Inevitably, the shockwaves from Charleston, S.C., have found their way into the Memphis election season.
In truth, several different kinds of things got said and done by candidates in 2015 city races this week, and these will be dealt with soon enough (in the case of this blog, within the next post or two).
Right now, the one thing that stands out was a statement made by Mayor A C Wharton that got widely noticed on Thursday but actually got said sometime late Wednesday — in an email to the Associated Press, no less.
That a statement with such potentially profound consequences got distributed that way surely belongs in the next thoughtful thumb-sucking piece about how social media have impacted our election process.
What the Mayor recommended was the immediate removal of a statue of the late Confederate general Nathan Bedford Forrest, atop his charger, from a park that was once named for the general, a renowned calvary leader during the Civil War, but became Health Sciences Park in 2013 as part of a general re-evaluation of the city’s attitude toward its own history.
That statue, said Wharton, should be remanded to the custody of the Forrest Monument Association, the memorial society that placed it there a century ago and, to judge by what the Mayor said, must still exist.
Wharton went further: The remains of Forrest and his wife should be disinterred and taken for re-burial in Elmwood Cemetery, the vintage resting place of many distinguished Memphians and the original place of interment for the Forrests before they were re-buried beneath the general’s statue.
This unprecedented demotion of a Memphis icon is more than just another reaction to the horrors of Charleston like the sentiment almost everywhere, South as well as North, for the eradication of Confederate symbolism of the sort that clearly motivated Dylann Storm Roof.
Forrest has long been controversial in his own right for three matters attached to his reputation — his history as a slave trader before the Civil War, his alleged massacre of black Union soldiers at the battle of Fort Pillow during the war (Forrest’s defenders hotly dispute his responsibility for the verified non-combat deaths that occurred there), and his founding of the Ku Klux Klan after the war (something that the self-same defenders insist didn’t really happen, or didn’t happen in exactly the way that people imagine).
These are the issues, presumably, that Wharton had in mind when he said that it was inappropriate for people to be picnicking in the shadow of Nathan Bedford Forrest.
And it isn’t just the Mayor. One of his prime opponents in the current Mayor’s race is Councilman Jim Strickland, who was at Overton Square’s Zebra Lounge on Thursday night as the honoree of a meet ‘n greet affair that targeted African-American voters.
Asked about Wharton’s proposal before he spoke to the crowd, Strickland answered without hesitation: “I’m for it."
An hour later, at the close of an East Memphis fundraiser in the offices of the Farris and Bobango law firm, Councilman Ed Ford was asked his attitude toward the idea and said that, while he’d rather focus on amending the larger conditions of potential racial discord in the city, he wouldn’t oppose the act of removal proposed by Wharton.
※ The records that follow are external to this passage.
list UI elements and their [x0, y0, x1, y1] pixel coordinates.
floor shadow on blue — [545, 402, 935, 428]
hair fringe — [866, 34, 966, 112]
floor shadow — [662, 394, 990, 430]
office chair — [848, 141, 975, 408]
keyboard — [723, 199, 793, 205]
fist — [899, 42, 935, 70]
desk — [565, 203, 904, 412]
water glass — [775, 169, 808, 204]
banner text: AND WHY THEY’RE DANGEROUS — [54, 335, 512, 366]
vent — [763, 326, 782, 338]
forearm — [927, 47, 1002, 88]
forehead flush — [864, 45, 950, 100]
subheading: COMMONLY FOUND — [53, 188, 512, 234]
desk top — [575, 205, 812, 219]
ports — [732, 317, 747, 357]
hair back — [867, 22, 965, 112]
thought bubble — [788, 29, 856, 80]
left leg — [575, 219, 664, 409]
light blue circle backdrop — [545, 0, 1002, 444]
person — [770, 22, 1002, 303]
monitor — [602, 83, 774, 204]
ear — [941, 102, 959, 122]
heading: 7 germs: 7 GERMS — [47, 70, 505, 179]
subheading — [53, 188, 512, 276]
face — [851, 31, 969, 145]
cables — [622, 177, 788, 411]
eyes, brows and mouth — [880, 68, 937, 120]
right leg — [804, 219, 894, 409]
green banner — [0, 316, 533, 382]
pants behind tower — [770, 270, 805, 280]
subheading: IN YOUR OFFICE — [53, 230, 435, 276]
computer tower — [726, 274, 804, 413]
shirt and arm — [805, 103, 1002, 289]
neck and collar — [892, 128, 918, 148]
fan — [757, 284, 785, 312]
Others running for Mayor or for Council have not had a chance to weigh in yet, but one gets the sense that Wharton’s proposal, while it may be at least partly inspired by the politics of the moment, is transcendent of it as well, and is unlikely to incur much disagreement among other mainstream candidates.
The idea of removing all traces of the General and of what he is now thought to represent from a place of honor and prominence in Memphis is not new. It has been proposed at intervals for the last decade or so. It may in fact be that proverbial idea whose time has come.